We should be careful while using GenAI: PhonePe CTO Rahul Chari | Technical news

Walmart-backed fintech giant PhonePe announced in August that it reported an adjusted profit after tax of Rs 197 crore for FY24, compared to a loss of Rs 738 crore in FY23. The company remains concerned about regulatory capitalization market of the Unified Payment Interface (UPI) payment ecosystem. PhonePe co-founder and chief technology officer (CTO) Rahul Chari said in an interview with Shivani Shinde in Mumbai, market capitalization is not the right solution. Edited parts:

We are quite open about this for a fully interoperable network where there are no barriers to entry… If you look at the number of applications available and running, you can see that preferences have accumulated over time. So that consumers choose based on what is reliable.

We ended our cash back and user incentive program at the end of 2019, so in this type of environment it's a customer choice. For companies that have spent time, effort and money on networks to build this large digital payments ecosystem, I believe that the restriction does not make sense.
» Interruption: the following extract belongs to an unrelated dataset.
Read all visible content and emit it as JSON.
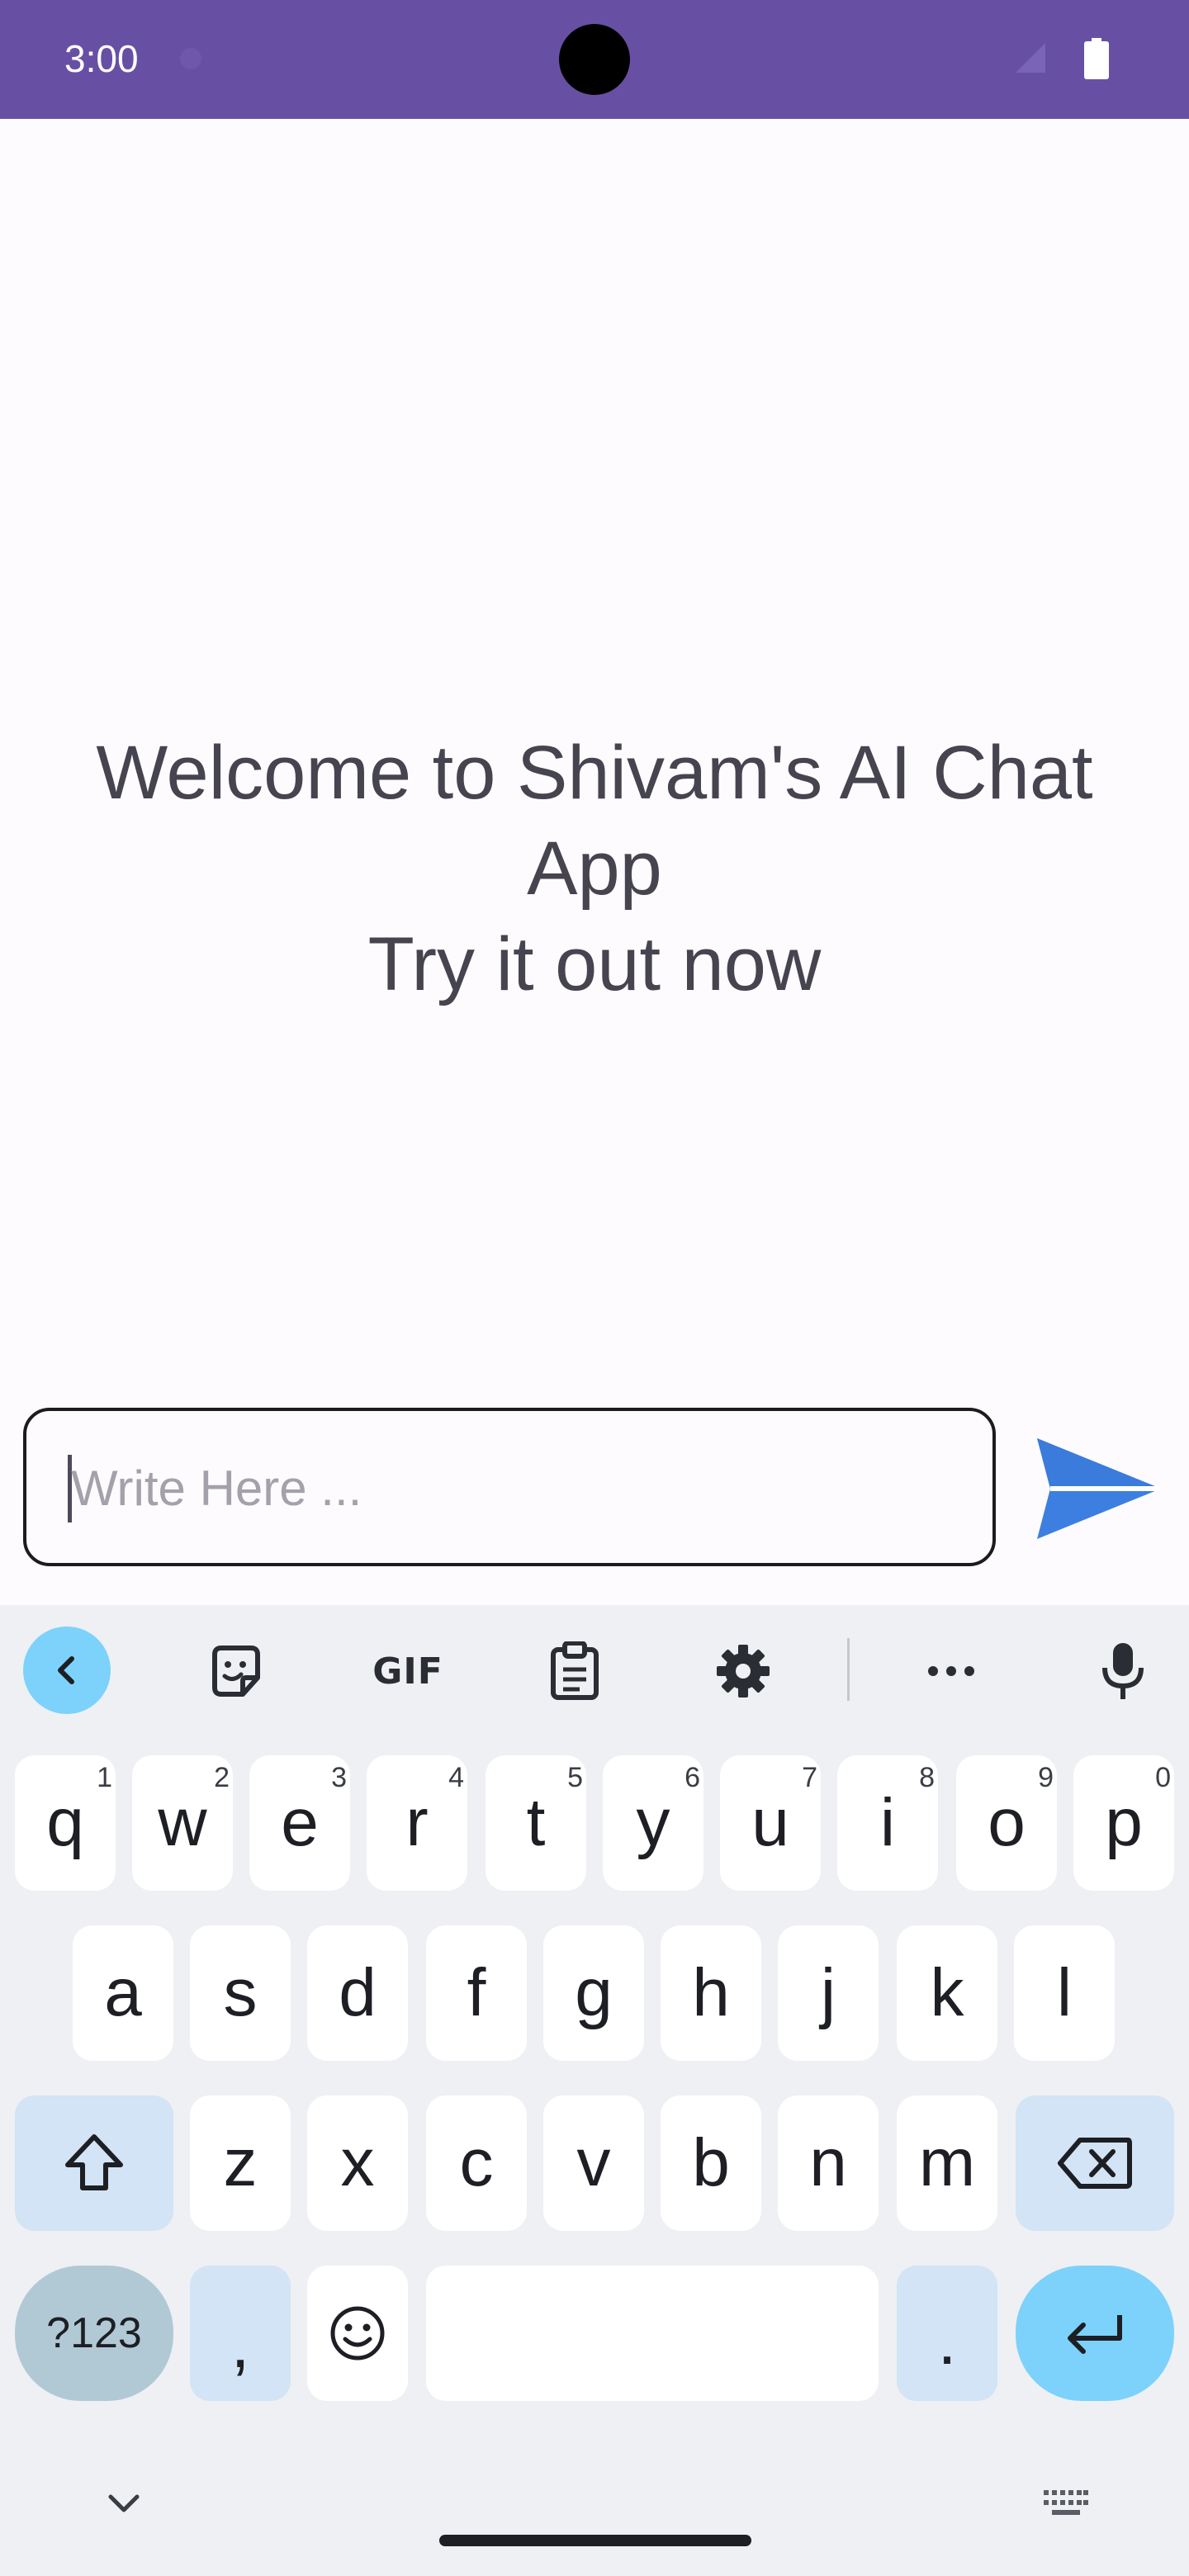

It is not recommended to use any type of cap in any category. So the question is why will future investment, innovation and entrepreneurship happen at all? Mitigation is not an accurate model for dealing with systemic risk. One approach could be modeling that has strict rules based on scale. We invest heavily in capacity planning to ensure that performance, reliability and availability are always top of mind.

But regulators are not wrong either. Market concentration is a risk

The regulator's concerns are justified. The question is whether its solution is correct. Concerns can be addressed in many ways. The fact that new players continue to arrive and become significant (major) players shows that there is still an appetite to enter the market and even an opportunity to create new use cases. Having something like a hat can actually discourage you from doing this – it can go against the greater cause.

The issue of the Merchant Discount Rate (MDR) has been in the news lately, but regulators have done nothing.

We are very transparent about this. Zero MDR in UPI has played a role in scaling UPI, especially towards adoption. I think that at some point payments should be self-sustaining for payment's sake and building a pure payments organization should be encouraged. I believe that MDR should occur at some point so that the unit economics and the payment itself are positive.

How does PhonePe use GenAI in its processes?

When it comes to GenAI, we should be careful when using it, especially when it comes to controlled spaces. We have been extensively using ML (machine learning) to reduce risk and fraud for a long time. With the scale of our over 270 million transactions per day, I am unable to determine based on established rules whether a given transaction should be completed. We used ML extensively to determine the cohort and onboard new employees.

GenAI – We need to be careful because we need to be able to interpret when we do things like underwriting. Even when generating code, I think you need to be extra careful when it comes to managing your money and using the financial space.

How is PhonePe's technology ready to handle scale?

Much of our effort on the payments side continues to focus on scale and efficiency. We spend over 50-70 percent of our work on continuous maintenance of our systems. It also comes down to having a very good team, preferably talented people dealing with large-scale distribution systems. One of the things that we had the luxury of – this was our third startup – we built a network of amazing talent during our first startup and our journey with Flipkart. Some of the best engineers and architects are with us. We designed a system that would actually complete 10 million transactions on the first day. This was our goal on the first day. We made a lot of decisions early on that helped us. We also chose something that actually runs on-premises, so payment operations don't run in the public cloud. This gives us the ability to maximize hardware utilization and design many systems for performance that exceeds regulatory requirements such as data localization. We certainly use the public cloud for other operations.

UPI-related scams and cyber threats are on the rise. How does PhonePe prepare for them?

Many of our investments are in risk and fraud detection platforms. This is one of our platforms that we have built as Guardian, and now we want to see if we can open it up to the ecosystem and other players. Whether it's device fingerprinting to make sure there's no device cloning, or a platform where we can run our own machine learning models and rule sets at scale… we also do a lot of anti-aliasing. Pattern matching to check whether the transaction being made matches the user's pattern. Whether through social engineering or any other malicious takeover attempt, we strive to block such transactions.

Cybersecurity has a multi-faceted approach. We have two different functions, one team looks from the outside and is more like ethical hackers, and the other team, information security, looks from an internal perspective, updating regularly, etc.

As UPI increases, more efforts should be put into mitigating it (cyber threat). This is crucial because the next 300 million users who join will require more hand-holding and education on how not to be scammed.

This debate is about using more software or systems made in India than multinational corporations. What is your view?

We build our systems entirely based on open source software. We have been able to leverage the best of what has been achieved around the world to build population scaled systems at the lowest cost, without having to be tied to a proprietary solution. We provide all three of our solutions on an open source basis. PhonePe Github is now a public repository. Our complete container orchestration solutions are developed in-house and open source. We've also open sourced our security framework… and hope to give more to the community. I believe that since we have used so much from open source, we should give it back to the community as well.